Describe construction of finite automata that accepts the language Double-Letter(L)

Question

Describe construction of finite automata that accepts the language Double-Letter(L), where Double-Letter(L) is in the language of words from L, except each letter in the word appears twice. So $abc\in L$ $\iff aabbcc \in $ Double-Letter($L$).

For example if L={a,aa,ab,ba} then Double-Letter(L) = {aa,aaaa,aabb,bbaa}

My idea: Create states Q that are named s and ss where $s\in \Sigma$. Make states named ss accepting if $ss \in L$

FA illustrated for the example above

What next? is this a good approach? I can't think of the next step on how to construct this doubled DFA for ALL languages.

Answer 1

The idea is to start with an automaton for $L$, and replace each transition labeled $\sigma$ by a path of length 2 both of whose edges are labeled $\sigma$. In order to make it a DFA, we also add a sink state. (This might be unnecessary in your definition of DFA.)

In more detail, suppose we start with a DFA $(Q,q_0,\delta,F)$ for $L$ (here $Q$ is the set of states, $q_0$ is the initial state, $\delta$ is the transition function, and $F$ is the accepting states). We construct a DFA whose set of states is $Q \cup Q \times \Sigma \cup \{q_{\mathit{sink}}\}$, where $\Sigma$ is the alphabet. The initial state is still $q_0$, and the accepting states are still $F$. The transition function $\delta'$ is defined as follows:

• $\delta'(q,\sigma) = (q,\sigma)$ (this is a member of $Q \times \Sigma$).
• $\delta'((q,\sigma),\sigma) = \delta(q,\sigma)$.
• $\delta'((q,\sigma),\tau) = q_{\mathit{sink}}$ if $\tau \neq \sigma$.
• $\delta'(q_{\mathit{sink}},\sigma) = q_{\mathit{sink}}$ for all $\sigma \in \Sigma$.

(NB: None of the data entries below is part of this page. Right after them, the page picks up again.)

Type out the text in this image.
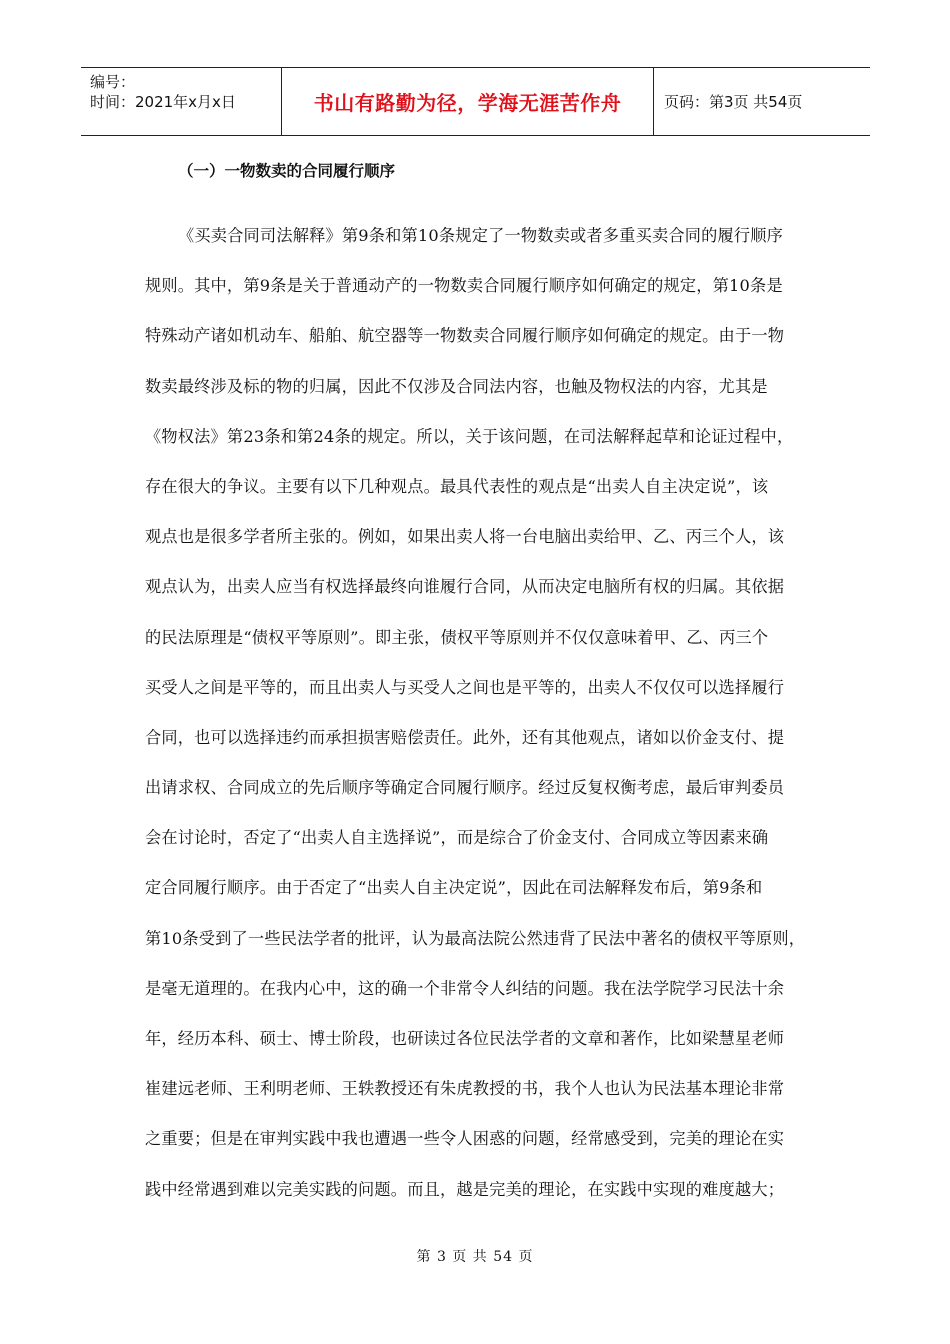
编号：
时间：2021年x月x日	书山有路勤为径，学海无涯苦作舟	页码：第3页 共54页
（一）一物数卖的合同履行顺序
《买卖合同司法解释》第9条和第10条规定了一物数卖或者多重买卖合同的履行顺序
规则。其中，第9条是关于普通动产的一物数卖合同履行顺序如何确定的规定，第10条是
特殊动产诸如机动车、船舶、航空器等一物数卖合同履行顺序如何确定的规定。由于一物
数卖最终涉及标的物的归属，因此不仅涉及合同法内容，也触及物权法的内容，尤其是
《物权法》第23条和第24条的规定。所以，关于该问题，在司法解释起草和论证过程中，
存在很大的争议。主要有以下几种观点。最具代表性的观点是“出卖人自主决定说”，该
观点也是很多学者所主张的。例如，如果出卖人将一台电脑出卖给甲、乙、丙三个人，该
观点认为，出卖人应当有权选择最终向谁履行合同，从而决定电脑所有权的归属。其依据
的民法原理是“债权平等原则”。即主张，债权平等原则并不仅仅意味着甲、乙、丙三个
买受人之间是平等的，而且出卖人与买受人之间也是平等的，出卖人不仅仅可以选择履行
合同，也可以选择违约而承担损害赔偿责任。此外，还有其他观点，诸如以价金支付、提
出请求权、合同成立的先后顺序等确定合同履行顺序。经过反复权衡考虑，最后审判委员
会在讨论时，否定了“出卖人自主选择说”，而是综合了价金支付、合同成立等因素来确
定合同履行顺序。由于否定了“出卖人自主决定说”，因此在司法解释发布后，第9条和
第10条受到了一些民法学者的批评，认为最高法院公然违背了民法中著名的债权平等原则，
是毫无道理的。在我内心中，这的确一个非常令人纠结的问题。我在法学院学习民法十余
年，经历本科、硕士、博士阶段，也研读过各位民法学者的文章和著作，比如梁慧星老师
崔建远老师、王利明老师、王轶教授还有朱虎教授的书，我个人也认为民法基本理论非常
之重要；但是在审判实践中我也遭遇一些令人困惑的问题，经常感受到，完美的理论在实
践中经常遇到难以完美实践的问题。而且，越是完美的理论，在实践中实现的难度越大；
第 3 页 共 54 页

A simpler way of proving that the regular languages are closed under Double-Letter is using regular expressions: given a regular expression for $L$, simply double each letter. This is a special case of closure under homomorphism and regular substitution.

Answer 2

This a hand drawn solution to your problem, I'll explain the transitions,

Before you see the diagram, note that those are not 2 different DFAs, but I have drawn one more transition of states q1, q3, q5 to make the image more clear, as it is already very messed up.

q0 is the start state, machine has not seen anything until now.

On scanning the first symbol, suppose, it turns out to be 'a'

d(q0, a) -> q1 (d is the transition function)

machine is in q1 now.

If it sees another 'a' it will reach q2 which CAN BE the final state,

else it will reach q7 from where it will never reach any final state because 'a' has not repeated.

from q2, if machine see another 'a' it will go back to q1 else it will go to q3 on seeing a 'b' or q5 on seeing a 'c'

Same thing goes on for 'b' and 'c'

After scanning the complete string, if the machine is in final state then the string is in the language else, it is not in the language.

This assumes that the empty string epsilon is not in Double-Letter(L)

In that case q0 will be also be a final state.